Avec l'EPFL, la Croatie lance un programme pour garder ses talents
Développé sur la base du savoir-faire de l’EPFL, un projet pilote offrira à quatre jeunes chercheurs croates d’excellence le statut de professeur tenure-track, ainsi qu'un million de francs pour mener un programme de recherche dans leur pays. Le lancement a lieu aujourd’hui à Zagreb.
Offrir des perspectives d’avenir et de carrière aux chercheurs les plus prometteurs. Tel est le but du programme pilote de promotion des tenure-tracks en Croatie. Officiellement lancé aujourd’hui à Zagreb, il est le fruit d’une collaboration entre l’EPFL, le Département du développement et de la coopération suisse (DDC), le Ministère pour la Science croate, la Fondation scientifique croate (CSF) et différentes institutions académiques de ce pays d’Europe de l’Est. Ce projet ambitieux, portant sur un montant de 4,7 millions de francs, vise à stimuler l’innovation et limiter la fuite des cerveaux à l’étranger.
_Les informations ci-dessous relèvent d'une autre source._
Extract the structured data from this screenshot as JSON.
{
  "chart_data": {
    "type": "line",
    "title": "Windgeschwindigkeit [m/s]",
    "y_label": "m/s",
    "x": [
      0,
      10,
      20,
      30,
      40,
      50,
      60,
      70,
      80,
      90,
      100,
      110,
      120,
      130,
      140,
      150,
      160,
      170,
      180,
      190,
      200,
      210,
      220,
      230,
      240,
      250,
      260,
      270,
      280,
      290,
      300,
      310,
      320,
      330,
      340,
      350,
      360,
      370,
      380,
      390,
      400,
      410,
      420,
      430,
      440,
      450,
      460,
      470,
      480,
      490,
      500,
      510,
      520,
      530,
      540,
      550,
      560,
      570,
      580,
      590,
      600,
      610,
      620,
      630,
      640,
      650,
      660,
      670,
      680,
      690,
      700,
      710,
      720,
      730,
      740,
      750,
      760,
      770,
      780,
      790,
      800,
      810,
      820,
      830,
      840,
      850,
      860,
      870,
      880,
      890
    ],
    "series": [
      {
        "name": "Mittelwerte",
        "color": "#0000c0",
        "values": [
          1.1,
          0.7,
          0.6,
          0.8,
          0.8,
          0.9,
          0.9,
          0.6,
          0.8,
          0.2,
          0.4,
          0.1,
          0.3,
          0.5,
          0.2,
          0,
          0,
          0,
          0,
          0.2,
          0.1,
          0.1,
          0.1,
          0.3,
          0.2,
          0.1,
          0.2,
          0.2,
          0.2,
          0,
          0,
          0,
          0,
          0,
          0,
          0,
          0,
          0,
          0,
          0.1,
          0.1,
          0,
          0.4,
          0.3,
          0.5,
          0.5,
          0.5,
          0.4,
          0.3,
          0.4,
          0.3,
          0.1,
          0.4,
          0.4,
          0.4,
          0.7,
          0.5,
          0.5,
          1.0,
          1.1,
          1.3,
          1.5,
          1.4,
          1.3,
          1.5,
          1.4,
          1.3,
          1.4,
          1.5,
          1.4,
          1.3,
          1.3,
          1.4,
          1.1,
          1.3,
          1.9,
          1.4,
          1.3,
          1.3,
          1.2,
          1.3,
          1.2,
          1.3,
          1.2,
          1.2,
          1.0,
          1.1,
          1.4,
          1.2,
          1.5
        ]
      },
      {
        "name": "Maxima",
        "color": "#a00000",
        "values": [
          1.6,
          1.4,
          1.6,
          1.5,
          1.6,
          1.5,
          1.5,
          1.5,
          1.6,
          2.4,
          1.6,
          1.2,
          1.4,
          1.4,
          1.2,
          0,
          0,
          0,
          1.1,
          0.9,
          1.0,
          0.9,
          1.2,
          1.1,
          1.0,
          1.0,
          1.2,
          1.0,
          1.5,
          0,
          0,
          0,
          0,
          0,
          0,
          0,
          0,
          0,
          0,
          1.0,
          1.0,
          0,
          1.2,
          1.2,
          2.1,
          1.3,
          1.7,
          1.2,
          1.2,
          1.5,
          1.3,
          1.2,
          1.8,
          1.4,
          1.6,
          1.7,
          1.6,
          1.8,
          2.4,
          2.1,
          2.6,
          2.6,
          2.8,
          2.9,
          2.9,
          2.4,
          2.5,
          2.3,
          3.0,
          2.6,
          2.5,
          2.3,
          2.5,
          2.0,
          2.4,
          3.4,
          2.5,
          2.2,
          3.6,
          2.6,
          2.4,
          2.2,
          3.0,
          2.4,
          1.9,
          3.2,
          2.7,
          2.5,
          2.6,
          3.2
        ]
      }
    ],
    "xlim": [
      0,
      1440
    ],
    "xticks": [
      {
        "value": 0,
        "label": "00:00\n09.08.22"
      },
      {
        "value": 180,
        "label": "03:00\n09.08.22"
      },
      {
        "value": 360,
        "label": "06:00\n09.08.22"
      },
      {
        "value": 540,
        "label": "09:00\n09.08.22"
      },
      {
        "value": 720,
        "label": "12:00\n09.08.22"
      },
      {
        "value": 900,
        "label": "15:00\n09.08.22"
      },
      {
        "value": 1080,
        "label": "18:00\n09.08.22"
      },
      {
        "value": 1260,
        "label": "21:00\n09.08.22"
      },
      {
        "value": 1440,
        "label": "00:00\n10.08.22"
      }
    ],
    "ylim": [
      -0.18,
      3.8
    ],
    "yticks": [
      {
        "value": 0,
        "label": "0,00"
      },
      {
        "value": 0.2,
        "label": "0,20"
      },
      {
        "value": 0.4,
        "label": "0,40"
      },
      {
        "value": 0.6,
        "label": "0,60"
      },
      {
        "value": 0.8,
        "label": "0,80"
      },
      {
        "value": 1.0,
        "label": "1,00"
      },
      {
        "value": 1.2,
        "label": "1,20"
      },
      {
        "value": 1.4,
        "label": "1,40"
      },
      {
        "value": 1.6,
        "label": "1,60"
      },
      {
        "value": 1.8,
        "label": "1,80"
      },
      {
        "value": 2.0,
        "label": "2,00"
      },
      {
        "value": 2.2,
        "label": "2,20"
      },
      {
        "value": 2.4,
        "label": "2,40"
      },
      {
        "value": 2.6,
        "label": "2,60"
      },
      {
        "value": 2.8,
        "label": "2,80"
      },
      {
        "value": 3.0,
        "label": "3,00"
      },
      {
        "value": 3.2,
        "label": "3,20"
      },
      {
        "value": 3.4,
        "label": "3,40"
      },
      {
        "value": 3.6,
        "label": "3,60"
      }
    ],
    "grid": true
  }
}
Au terme d’un processus de sélection ouvert depuis le mois de mars, quatre jeunes scientifiques croates d’excellence seront désignés pour bénéficier d’un statut de professeur tenure-track. Chacun d’entre eux disposera d’un million de francs pour monter son laboratoire, engager une équipe et mener un programme de recherche, le tout sur quatre à cinq ans.
«Il s’agit non seulement d’encourager les talents résidant à l’étranger à rentrer en Croatie, mais surtout aussi à leur donner leur chance, des responsabilités et des perspectives d’avenir dans leur propre pays afin qu’ils n’aient plus forcément à le quitter pour faire une belle carrière», décrit Olivier Küttel, délégué du Président aux Affaires internationales à l’EPFL. Dans ce but, le programme prévoit de leur offrir un véritable package comprenant une équipe, du matériel, des locaux, un soutien administratif et, surtout, une totale liberté dans la gestion de ces ressources. Si, après 4 ans, l’expérience est concluante et l’excellence du chercheur confirmée, un poste permanent lui est alors assuré.
Suivi de près
Secrétaire d’état à la science et aux fonds européens au Ministère croate de la science et de l’éducation, Tome Antičić décrit l’importance de ce projet pour son pays: «La Croatie engendre de nombreux talents scientifiques. Nous nous devons de les retenir et de leur offrir les meilleures perspectives de carrière. En ce sens, le programme tenure-track proposé par l’EPFL, soutenu par la Suisse et mis en place par la Fondation scientifique croate est très prometteur. Nous en suivons le développement de très près, ce d’autant plus que le Ministère est en train de redéfinir notre système scientifique en l’ouvrant davantage à l’excellence internationale et que ce modèle pourrait donc servir de base à une initiative beaucoup plus large dans un proche avenir.»
L’idée est née il y a quatre ans. La Croatie venait d’entrer dans l’Union européenne. Le projet, alors plus ambitieux encore, avait été soumis à la Commission européenne pour l’obtention d’un financement par le biais du programme Horizon 2020. Or, subissant rapidement les conséquences de la votation du 9 février 2014, dite «Contre l'immigration de masse», il avait dû être passablement repensé et redimensionné. C’est finalement dans le cadre du milliard de cohésion versé par la Suisse aux pays d'Europe de l’Est à titre de contribution à l’UE qu’il trouvera les ressources nécessaires. Le gouvernement croate participe également au financement du projet à hauteur de 15%, en plus de fournir les infrastructures scientifiques adéquates.
Testé avec succès
De son côté, la direction de l’EPFL a vu dans ce programme l’opportunité de transmettre et de mettre en valeur un savoir-faire qui lui est bien spécifique et a été largement reconnu. L’École est en effet l’une des seules en Europe à appliquer le système des tenure-tracks en son sein, ceci avec succès depuis l'année 2000. Ils sont à ce jour 171 à avoir profité de ce statut à l’EPFL, dont bon nombre ont ensuite obtenu une bourse ERC starting – la plus prestigieuse des bourses décernées aux jeunes chercheurs par le Conseil européen de la recherche.
Participant activement et depuis le début au design du programme, les experts de l’EPFL sont également fortement impliqués dans le processus d’évaluation des candidats. Le choix définitif sera rendu public en automne.
«Cette initiative veut non seulement attirer et retenir les meilleurs scientifiques, mais aussi, en visant plus loin encore, générer un effet de multiplication, explique Olivier Küttel. Ces jeunes talents vont certainement en appeler d’autres, créer des emplois et des start-up, et ainsi avoir un impact économique positif et non négligeable en Croatie. C’est un projet pilote qui, dans ce sens, pourrait bien être rapidement étendu à d’autres pays européens.»